This 16th century heavily fortified castle was built by Gilbert Balfour from Fife, brother-in-law of Mary Queen of Scots. Balfour and his brothers had been involved in the murder of Cardinal Beaton in 1546 and had been sentenced to serve time as oar men on a French galley. His cousin Adam Bothwell, Bishop of Orkney gave Gilbert land in Orkney in 1560 and it is from this time that Noltland probably dates. Balfour’s support for Mary turned against him when she lost power and he was found guilty of treason. Eventually he fled to Sweden leaving the castle to his nephew. Gilbert was executed in 1576 for attempting to kill te King of Sweden. John Knox, chaplain of Gilbert and friend described him and his brothers as “men without God” with “neither fear of God nor love of virtue further than their present commodity persuaded them”. The castle was taken from the Balfour’s as payment for a debt in 1592.
There are several different types ghost connected to this ruin and the Balfours. When a member of the family was about to die a strange howling omen from a phantom dog was supposed to have been heard.
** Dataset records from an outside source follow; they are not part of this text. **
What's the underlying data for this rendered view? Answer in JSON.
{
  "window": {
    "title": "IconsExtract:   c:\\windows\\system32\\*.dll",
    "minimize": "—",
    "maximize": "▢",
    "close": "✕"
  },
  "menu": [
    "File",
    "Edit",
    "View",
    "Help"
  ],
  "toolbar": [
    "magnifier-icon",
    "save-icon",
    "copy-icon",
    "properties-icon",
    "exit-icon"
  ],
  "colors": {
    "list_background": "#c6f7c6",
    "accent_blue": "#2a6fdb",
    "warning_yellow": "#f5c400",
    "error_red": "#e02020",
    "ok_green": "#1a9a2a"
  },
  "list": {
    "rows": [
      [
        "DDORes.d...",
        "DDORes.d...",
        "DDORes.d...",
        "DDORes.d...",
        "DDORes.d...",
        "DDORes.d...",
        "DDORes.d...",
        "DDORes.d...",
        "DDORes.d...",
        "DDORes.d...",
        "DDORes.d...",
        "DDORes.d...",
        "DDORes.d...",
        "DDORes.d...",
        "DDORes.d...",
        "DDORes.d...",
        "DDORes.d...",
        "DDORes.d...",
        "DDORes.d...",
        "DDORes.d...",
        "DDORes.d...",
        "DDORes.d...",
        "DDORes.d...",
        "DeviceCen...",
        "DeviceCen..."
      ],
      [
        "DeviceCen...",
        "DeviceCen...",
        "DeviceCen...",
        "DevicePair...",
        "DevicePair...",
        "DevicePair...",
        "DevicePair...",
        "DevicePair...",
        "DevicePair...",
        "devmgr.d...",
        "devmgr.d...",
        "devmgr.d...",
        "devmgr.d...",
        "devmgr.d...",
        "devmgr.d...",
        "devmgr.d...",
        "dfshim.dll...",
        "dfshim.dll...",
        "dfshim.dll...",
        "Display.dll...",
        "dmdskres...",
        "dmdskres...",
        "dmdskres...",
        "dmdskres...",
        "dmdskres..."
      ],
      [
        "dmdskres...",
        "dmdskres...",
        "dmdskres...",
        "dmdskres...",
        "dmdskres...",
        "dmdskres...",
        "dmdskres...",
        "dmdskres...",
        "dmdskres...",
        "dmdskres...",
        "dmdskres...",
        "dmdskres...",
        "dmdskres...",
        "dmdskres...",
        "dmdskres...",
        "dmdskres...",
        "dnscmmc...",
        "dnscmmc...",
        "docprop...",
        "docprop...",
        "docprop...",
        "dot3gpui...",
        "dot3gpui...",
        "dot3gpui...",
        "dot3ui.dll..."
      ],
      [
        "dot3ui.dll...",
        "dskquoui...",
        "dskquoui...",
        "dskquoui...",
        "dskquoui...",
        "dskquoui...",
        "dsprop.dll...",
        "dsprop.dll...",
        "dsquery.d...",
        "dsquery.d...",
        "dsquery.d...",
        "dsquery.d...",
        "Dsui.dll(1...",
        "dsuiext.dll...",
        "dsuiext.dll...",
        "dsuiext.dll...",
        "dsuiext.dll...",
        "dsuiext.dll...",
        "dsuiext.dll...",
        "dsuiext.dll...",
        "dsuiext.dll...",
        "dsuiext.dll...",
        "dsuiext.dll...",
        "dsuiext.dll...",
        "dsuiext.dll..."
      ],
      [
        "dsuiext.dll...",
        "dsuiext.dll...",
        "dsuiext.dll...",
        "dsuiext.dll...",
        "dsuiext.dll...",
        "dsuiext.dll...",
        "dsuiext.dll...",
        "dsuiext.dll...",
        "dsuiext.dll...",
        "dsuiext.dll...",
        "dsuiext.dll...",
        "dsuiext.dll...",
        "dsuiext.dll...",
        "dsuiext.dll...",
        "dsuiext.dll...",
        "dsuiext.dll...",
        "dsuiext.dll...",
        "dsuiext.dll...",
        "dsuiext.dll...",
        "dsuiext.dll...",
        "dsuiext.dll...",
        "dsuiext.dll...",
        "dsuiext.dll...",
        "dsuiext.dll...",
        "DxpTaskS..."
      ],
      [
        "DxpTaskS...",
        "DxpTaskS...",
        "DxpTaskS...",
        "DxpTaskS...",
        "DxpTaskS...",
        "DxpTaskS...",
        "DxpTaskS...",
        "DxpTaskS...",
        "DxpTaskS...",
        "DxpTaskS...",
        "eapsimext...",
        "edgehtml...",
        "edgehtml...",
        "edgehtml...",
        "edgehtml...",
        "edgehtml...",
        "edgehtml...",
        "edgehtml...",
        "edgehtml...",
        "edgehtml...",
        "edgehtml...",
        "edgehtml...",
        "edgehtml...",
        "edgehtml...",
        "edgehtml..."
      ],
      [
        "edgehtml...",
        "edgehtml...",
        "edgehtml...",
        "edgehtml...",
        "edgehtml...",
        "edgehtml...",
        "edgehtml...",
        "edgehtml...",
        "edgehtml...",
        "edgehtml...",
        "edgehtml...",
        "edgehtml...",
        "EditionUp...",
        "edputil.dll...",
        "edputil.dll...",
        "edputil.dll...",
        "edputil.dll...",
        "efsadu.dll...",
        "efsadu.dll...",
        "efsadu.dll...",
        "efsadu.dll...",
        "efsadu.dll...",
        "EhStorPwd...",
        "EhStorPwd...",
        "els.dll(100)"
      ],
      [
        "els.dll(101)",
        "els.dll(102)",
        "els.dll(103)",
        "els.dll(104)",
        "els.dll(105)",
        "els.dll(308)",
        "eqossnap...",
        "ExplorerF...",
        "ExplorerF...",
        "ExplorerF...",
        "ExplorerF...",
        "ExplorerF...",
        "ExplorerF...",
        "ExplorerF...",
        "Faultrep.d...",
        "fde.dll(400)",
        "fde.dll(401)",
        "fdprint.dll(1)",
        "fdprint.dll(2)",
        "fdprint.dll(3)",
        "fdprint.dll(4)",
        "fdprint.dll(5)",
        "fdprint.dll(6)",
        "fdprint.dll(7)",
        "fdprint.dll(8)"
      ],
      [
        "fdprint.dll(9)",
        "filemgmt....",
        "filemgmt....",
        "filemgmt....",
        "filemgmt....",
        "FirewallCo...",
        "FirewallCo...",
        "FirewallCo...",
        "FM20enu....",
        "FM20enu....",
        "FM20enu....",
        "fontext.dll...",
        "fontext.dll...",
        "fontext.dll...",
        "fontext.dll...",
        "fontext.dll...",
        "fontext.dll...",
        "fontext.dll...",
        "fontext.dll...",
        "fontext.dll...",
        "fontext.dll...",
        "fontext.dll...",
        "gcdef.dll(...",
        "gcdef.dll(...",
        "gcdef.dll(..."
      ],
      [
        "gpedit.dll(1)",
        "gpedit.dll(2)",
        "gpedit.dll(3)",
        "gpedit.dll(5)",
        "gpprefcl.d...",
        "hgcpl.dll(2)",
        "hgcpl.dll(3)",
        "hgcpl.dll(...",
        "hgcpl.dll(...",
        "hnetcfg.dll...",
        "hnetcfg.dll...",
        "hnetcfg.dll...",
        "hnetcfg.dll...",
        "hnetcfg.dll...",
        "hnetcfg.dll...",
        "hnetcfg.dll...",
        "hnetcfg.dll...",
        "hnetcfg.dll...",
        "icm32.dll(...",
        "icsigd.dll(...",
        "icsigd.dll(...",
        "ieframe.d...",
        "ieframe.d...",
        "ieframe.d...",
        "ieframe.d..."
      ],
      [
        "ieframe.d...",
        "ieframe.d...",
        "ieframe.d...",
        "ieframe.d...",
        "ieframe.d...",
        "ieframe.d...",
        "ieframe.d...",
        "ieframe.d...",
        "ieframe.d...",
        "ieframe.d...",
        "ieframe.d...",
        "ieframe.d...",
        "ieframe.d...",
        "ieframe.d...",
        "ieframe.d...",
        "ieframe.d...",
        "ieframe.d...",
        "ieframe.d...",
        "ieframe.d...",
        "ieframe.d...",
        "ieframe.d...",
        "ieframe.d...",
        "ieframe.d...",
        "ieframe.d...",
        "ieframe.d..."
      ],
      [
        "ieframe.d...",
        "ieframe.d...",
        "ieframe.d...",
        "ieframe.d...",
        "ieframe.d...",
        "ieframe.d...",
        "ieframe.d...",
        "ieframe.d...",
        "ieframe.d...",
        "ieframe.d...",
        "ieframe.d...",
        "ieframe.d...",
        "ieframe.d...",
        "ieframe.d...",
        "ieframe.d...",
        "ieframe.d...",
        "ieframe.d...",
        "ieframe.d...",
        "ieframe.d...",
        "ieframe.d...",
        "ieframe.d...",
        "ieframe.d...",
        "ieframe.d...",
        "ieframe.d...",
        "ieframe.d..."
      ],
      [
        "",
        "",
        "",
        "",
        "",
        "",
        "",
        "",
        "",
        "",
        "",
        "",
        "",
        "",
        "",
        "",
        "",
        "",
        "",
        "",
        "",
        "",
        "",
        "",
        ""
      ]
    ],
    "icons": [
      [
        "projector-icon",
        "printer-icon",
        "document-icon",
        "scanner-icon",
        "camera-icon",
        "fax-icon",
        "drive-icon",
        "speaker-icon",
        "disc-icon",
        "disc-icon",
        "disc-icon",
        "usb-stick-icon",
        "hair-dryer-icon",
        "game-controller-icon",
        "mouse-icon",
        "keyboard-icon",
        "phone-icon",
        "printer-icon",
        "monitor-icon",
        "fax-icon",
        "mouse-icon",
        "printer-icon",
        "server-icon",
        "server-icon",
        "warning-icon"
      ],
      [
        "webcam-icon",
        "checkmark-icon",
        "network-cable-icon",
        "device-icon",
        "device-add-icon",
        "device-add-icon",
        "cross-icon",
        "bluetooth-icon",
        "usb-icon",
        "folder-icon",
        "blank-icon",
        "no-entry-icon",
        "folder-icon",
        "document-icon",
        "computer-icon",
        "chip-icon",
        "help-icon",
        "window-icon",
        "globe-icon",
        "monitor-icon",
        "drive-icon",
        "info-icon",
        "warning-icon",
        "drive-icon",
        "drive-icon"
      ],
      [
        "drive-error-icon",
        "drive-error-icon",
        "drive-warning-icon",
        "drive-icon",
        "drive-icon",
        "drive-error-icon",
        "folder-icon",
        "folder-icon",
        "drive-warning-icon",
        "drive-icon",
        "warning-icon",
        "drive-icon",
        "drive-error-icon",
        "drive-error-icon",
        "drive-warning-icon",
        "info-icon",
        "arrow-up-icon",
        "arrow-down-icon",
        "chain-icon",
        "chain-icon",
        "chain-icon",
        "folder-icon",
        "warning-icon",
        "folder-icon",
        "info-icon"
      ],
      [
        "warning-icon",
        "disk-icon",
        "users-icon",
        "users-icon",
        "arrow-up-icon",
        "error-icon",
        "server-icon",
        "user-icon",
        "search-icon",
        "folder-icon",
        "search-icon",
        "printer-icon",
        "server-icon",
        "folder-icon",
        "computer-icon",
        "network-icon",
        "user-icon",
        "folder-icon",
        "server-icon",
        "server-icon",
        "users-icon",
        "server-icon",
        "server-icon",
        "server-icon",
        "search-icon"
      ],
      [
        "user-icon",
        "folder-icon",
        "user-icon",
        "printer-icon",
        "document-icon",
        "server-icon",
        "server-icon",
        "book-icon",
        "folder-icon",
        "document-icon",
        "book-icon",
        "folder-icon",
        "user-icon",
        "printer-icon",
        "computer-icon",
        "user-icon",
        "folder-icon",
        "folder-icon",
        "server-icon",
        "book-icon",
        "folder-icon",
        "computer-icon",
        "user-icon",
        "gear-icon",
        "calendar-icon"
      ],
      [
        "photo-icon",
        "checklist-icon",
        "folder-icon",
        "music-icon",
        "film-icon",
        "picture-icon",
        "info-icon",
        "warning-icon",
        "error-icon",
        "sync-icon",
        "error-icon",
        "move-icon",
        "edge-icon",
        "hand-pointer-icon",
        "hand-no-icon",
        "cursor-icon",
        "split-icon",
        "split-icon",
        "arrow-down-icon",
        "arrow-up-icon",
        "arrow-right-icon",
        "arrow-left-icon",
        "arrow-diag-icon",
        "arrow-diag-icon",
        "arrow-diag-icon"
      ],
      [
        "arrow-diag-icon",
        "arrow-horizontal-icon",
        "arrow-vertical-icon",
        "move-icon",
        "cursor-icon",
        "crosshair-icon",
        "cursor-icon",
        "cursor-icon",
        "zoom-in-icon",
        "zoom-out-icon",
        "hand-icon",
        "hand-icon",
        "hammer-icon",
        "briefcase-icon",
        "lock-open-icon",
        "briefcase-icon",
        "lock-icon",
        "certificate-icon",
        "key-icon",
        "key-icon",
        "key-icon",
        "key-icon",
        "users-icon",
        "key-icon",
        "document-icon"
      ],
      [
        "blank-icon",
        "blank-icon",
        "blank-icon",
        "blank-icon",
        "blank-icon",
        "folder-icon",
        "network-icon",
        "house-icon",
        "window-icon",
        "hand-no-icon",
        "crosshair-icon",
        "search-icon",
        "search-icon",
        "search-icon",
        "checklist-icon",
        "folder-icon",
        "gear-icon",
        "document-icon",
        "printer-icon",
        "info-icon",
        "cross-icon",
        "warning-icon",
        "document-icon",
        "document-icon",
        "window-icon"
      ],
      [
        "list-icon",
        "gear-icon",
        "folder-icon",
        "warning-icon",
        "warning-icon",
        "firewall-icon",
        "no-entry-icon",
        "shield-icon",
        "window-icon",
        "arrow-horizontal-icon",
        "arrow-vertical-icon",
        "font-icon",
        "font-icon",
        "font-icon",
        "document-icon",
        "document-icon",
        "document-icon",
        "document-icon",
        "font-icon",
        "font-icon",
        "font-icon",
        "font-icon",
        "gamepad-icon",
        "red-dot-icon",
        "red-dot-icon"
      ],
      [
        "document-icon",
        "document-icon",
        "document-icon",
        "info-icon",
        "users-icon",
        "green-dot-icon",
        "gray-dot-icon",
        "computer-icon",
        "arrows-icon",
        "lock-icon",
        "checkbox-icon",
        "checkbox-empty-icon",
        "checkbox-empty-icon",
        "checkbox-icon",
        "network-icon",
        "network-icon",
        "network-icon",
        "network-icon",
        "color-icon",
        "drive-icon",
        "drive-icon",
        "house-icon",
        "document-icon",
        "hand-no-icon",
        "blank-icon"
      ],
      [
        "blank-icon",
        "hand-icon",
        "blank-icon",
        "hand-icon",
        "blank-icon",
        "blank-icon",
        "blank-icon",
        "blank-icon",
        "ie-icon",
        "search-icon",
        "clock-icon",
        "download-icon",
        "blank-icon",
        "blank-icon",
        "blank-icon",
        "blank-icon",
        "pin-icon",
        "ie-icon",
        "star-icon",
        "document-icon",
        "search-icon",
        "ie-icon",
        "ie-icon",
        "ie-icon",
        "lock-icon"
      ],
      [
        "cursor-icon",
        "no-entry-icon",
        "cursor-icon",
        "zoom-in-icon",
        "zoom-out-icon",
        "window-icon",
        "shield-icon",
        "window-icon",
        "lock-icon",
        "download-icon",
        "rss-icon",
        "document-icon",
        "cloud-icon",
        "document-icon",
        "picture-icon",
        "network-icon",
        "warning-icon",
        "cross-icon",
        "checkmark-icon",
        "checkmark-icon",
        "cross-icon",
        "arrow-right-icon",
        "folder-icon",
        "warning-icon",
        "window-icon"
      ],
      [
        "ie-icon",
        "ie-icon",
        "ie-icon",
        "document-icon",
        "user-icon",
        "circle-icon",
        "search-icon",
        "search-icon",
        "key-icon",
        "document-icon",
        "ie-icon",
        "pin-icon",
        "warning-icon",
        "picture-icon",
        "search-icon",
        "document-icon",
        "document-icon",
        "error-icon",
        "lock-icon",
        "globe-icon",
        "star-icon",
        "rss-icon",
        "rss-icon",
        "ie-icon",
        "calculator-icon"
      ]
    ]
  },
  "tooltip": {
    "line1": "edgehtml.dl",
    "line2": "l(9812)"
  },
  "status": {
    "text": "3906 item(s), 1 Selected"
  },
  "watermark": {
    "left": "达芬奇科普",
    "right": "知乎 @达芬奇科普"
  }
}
This dog was referred to as the Boky Hound.
Something called the Booine would ensure boats were pulled to safety and built the roads around the castle.
The third mysterious occupant was a ghostly light that would appear to herald a new birth or marriage in the Balfour family. It seems strange that given the short length of time the Balfours owned the castle, their family is tied up so much with the haunting or stories attached to the ruin. Or, given Gilbert Balfour’s character, maybe it is not.